Наша партия два-три раза в год мобилизует высокий процент своих членов на фронт. На протяжении 8 тысяч верст они умирают и учат умирать других. И когда в голодной и холодной Москве, отдавшей цвет своих рабочих фронту, объявляется партийная неделя, из пролетарской массы вливается в наши ряды в течение 7 дней 15 тысяч человек. И в какой момент? Когда опасность гибели Советской власти достигла наивысшей остроты, в момент, когда был взят Орел и Деникин приближался к Туле и Москве, Юденич угрожал Петербургу, в этот тягчайший период московский пролетариат в течение недели дал в ряды нашей партии 15 тысяч человек, которых ждали новые мобилизации на фронт. И можно сказать с уверенностью, что никогда еще, за исключением, может быть, только недели ноябрьского восстания 1917 года, московский пролетариат не был так единодушен в своем революционном подъеме и в своей готовности к самоотверженной борьбе, как в эти тягчайшие дни опасности и жертв.

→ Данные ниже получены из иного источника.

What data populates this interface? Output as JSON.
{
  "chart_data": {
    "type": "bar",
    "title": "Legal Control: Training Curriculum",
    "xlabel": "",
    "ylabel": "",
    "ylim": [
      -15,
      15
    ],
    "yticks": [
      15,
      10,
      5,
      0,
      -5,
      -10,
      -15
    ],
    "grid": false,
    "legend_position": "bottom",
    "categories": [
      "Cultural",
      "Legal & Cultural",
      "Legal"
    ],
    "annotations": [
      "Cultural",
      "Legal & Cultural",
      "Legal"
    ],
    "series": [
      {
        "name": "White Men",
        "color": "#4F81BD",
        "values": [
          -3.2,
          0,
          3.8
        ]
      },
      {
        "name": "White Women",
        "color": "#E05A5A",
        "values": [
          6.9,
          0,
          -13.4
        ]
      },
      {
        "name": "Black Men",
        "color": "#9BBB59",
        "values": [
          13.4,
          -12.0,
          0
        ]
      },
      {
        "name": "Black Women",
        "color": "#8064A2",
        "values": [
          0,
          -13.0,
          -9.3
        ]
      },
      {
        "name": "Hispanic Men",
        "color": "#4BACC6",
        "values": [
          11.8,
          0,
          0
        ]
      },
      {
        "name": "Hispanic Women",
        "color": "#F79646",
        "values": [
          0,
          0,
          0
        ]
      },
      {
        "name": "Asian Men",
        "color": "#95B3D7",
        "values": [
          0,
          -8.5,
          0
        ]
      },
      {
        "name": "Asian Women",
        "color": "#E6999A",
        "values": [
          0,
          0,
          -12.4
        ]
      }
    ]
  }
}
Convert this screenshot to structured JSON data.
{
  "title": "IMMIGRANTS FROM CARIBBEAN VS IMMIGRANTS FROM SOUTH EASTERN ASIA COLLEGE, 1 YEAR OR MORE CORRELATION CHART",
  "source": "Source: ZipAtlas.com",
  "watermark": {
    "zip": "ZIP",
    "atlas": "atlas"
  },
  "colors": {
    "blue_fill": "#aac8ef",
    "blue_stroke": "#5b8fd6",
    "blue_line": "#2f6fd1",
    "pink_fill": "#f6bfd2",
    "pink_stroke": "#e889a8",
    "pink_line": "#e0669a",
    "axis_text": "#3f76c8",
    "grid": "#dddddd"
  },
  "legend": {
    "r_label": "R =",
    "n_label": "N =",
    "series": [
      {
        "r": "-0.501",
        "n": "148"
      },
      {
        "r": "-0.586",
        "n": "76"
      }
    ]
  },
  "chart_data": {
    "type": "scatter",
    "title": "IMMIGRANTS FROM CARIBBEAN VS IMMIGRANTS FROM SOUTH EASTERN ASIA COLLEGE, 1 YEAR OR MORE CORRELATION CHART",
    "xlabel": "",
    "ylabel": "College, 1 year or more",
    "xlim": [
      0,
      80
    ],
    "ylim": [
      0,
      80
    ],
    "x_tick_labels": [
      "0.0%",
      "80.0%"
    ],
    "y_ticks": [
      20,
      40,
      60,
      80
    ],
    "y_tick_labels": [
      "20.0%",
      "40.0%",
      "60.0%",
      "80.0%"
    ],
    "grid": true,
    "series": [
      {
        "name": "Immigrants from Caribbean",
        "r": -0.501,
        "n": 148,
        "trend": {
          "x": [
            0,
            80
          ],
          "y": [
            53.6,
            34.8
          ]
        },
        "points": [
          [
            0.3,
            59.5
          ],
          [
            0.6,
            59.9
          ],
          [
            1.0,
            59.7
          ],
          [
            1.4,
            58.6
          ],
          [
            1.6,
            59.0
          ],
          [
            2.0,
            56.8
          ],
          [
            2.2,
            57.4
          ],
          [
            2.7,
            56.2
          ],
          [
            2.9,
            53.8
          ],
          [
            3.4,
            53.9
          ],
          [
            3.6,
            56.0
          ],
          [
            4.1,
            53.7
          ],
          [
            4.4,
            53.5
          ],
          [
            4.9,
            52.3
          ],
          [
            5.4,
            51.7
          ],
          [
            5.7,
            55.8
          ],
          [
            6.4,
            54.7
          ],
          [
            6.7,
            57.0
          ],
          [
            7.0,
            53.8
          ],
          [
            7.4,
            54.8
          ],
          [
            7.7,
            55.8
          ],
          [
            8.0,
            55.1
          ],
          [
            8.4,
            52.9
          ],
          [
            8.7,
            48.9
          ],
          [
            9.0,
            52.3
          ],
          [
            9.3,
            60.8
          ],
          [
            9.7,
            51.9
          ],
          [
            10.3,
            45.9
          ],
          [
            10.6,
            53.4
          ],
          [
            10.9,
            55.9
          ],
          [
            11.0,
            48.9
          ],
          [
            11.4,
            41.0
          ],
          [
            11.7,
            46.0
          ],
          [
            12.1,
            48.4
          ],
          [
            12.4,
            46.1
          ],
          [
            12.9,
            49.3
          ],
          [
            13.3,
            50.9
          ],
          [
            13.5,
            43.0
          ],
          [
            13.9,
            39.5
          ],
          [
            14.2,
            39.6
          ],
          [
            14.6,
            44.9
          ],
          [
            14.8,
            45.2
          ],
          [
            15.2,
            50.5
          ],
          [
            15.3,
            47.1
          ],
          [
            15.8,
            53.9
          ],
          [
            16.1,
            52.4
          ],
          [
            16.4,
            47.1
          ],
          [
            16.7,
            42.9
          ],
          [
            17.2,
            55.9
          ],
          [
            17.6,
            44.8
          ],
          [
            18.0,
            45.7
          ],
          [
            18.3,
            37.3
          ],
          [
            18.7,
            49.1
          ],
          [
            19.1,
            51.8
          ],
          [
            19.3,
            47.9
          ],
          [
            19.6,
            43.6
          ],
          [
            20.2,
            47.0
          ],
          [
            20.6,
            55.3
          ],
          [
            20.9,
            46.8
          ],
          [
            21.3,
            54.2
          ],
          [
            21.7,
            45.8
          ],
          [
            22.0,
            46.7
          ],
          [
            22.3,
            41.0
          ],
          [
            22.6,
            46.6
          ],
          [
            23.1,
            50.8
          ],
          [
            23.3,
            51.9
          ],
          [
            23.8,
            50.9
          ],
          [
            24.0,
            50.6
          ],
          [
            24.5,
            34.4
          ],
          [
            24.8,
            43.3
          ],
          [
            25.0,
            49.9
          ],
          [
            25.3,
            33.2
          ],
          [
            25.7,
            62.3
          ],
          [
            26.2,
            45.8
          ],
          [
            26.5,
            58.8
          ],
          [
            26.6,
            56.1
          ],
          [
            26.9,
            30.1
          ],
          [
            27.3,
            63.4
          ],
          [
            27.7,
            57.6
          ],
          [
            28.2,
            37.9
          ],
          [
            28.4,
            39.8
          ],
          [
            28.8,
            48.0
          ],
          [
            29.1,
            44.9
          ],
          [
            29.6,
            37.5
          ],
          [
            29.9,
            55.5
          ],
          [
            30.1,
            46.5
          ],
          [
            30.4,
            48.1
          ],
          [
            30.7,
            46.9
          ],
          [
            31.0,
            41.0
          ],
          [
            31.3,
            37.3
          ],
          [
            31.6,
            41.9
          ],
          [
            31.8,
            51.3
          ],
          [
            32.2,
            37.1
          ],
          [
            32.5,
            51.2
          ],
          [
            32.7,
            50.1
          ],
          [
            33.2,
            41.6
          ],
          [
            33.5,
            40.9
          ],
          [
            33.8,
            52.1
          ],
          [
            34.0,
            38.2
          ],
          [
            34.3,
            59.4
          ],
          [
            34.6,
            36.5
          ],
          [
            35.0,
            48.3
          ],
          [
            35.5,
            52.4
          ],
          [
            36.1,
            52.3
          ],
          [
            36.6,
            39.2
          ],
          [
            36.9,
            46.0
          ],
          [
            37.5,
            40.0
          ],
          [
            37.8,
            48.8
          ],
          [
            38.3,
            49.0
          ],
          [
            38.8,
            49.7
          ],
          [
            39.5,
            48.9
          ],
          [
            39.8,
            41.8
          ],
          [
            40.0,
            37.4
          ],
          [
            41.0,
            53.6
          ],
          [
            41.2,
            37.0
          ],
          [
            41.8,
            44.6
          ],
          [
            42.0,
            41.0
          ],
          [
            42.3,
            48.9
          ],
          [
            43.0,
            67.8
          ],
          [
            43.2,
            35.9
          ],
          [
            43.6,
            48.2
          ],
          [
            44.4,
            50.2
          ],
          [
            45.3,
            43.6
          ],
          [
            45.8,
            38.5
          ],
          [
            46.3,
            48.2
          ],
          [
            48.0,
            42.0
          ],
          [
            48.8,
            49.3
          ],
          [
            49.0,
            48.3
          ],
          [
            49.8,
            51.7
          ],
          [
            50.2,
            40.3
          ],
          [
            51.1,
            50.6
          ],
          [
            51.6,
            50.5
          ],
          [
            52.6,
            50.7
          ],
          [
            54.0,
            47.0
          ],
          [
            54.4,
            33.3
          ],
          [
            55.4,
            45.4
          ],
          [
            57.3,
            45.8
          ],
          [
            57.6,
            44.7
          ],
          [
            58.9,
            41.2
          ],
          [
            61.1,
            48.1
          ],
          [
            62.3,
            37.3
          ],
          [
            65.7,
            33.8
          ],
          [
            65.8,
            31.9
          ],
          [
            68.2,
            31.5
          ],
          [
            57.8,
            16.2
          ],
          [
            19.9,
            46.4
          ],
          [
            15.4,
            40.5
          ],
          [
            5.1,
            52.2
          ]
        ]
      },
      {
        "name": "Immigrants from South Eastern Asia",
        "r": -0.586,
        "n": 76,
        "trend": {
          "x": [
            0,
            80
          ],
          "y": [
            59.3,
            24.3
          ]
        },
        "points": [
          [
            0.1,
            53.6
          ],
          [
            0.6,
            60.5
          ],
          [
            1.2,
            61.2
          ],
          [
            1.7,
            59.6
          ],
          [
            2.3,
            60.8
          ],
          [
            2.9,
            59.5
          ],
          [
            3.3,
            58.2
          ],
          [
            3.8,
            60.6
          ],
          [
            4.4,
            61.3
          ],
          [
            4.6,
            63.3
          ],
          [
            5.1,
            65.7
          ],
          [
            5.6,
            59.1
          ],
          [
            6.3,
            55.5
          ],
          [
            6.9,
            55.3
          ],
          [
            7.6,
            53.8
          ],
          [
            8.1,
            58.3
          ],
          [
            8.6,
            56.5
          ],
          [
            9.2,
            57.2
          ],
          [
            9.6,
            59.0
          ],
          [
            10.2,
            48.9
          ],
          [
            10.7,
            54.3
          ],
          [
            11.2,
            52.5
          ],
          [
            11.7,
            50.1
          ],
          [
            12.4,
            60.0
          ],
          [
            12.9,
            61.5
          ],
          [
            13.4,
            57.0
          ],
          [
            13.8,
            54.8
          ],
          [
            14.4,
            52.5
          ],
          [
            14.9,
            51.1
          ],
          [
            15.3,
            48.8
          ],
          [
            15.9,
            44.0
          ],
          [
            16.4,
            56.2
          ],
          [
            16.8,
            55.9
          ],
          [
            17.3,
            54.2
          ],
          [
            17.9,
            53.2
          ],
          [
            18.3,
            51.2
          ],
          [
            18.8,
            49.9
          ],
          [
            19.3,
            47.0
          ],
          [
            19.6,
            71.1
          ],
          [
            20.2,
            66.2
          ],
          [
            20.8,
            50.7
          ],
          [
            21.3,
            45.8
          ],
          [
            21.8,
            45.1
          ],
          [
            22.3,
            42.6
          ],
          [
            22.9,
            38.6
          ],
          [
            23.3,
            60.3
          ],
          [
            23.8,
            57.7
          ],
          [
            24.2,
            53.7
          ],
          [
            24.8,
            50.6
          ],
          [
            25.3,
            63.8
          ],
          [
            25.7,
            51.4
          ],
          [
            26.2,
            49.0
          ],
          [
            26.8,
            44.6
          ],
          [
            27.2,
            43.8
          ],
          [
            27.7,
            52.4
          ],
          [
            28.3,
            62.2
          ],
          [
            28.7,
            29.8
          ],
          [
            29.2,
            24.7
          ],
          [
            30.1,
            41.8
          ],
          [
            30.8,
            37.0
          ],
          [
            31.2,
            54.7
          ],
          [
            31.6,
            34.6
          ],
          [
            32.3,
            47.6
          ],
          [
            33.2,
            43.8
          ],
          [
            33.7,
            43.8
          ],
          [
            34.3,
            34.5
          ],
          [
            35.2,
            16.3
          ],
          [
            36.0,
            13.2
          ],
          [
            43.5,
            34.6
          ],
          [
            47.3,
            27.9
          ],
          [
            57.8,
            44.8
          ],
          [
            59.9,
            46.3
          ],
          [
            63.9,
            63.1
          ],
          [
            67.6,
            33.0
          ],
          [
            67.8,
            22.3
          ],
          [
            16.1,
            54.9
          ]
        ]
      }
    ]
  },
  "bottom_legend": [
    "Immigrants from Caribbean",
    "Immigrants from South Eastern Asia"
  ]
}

Когда наша партия выдвинула лозунг субботников и воскресников, революционный идеализм пролетариата нашел себе яркое выражение в форме трудового добровольчества. Сперва десятки и сотни, затем тысячи, теперь десятки и сотни тысяч рабочих безвозмездно отдают каждую неделю несколько часов своего труда для хозяйственного возрождения страны. И это делают полуголодные люди, в рваных сапогах, в грязном белье, – потому что в стране нет ни обуви, ни мыла. Таков на деле тот большевистский пролетариат, которому Каутский прописывает курс самоотвержения. Факты и их отношения предстанут пред нами еще выпуклее, если мы тут же напомним, что все эгоистические, мещанские, грубо-корыстные элементы пролетариата, – все те, что уклоняются от фронта, от субботников, занимаются мешечничеством и подбивают рабочих в голодные недели на стачки, – все они голосуют на советских выборах за меньшевиков, то есть за русских каутскианцев.
Каутский приводит наши слова о том, что мы и до ноябрьской революции отдавали себе ясный отчет в недостатках воспитания русского пролетариата, но, признавая неизбежность перехода власти к рабочему классу, мы считали себя в праве надеяться на то, что в самой борьбе, на ее опыте, и при все возрастающей поддержке пролетариата других стран, совладаем с трудностями и обеспечим переход России к социалистическому строю. По этому поводу Каутский вопрошает: «Отважится ли Троцкий сесть на локомотив и привести его в движение в уверенности, что он уже на ходу все изучит и организует? Нужно заранее приобрести качества для управления локомотивом, прежде чем решиться привести его в движение. Так и пролетариат должен был заранее приобрести необходимые качества, делающие его способным к руководству промышленностью, раз он должен был перенять его» (стр. 117).
Это поучительное сравнение сделало бы честь любому сельскому пастору. Тем не менее оно глупо. С несравненно большим основанием можно было бы сказать: отважится ли Каутский сесть верхом на лошадь, прежде чем он не научится твердо сидеть в седле и управлять четвероногим при всех аллюрах? Мы имеем основания думать, что Каутский не решился бы на такой опасный, чисто большевистский эксперимент. С другой стороны, мы опасаемся и того, что, не рискуя сесть на лошадь, Каутский был бы в затруднительном положении по части изучения тайн верховой езды. Ибо основной большевистский предрассудок состоит именно в том, что научиться ездить верхом можно только сидя на лошади.
Относительно управления локомотивом это на первый взгляд не так очевидно, но не менее верно. Никто еще не научился управлять локомотивом, оставаясь в своем кабинете. Нужно взобраться на паровоз, встать в будку, взять в руки регулятор, повернуть его. Правда, паровоз допускает учебные маневры под руководством старого машиниста. Лошадь допускает обучение в манеже под руководством опытных наездников. Но в области государственного управления таких искусственных условий создать нельзя. Буржуазия не строит для пролетариата академий управления государством и не предоставляет ему для временных опытов государственный рычаг. Да и верховой езде рабочие и крестьяне обучаются не в манеже и без содействия берейторов.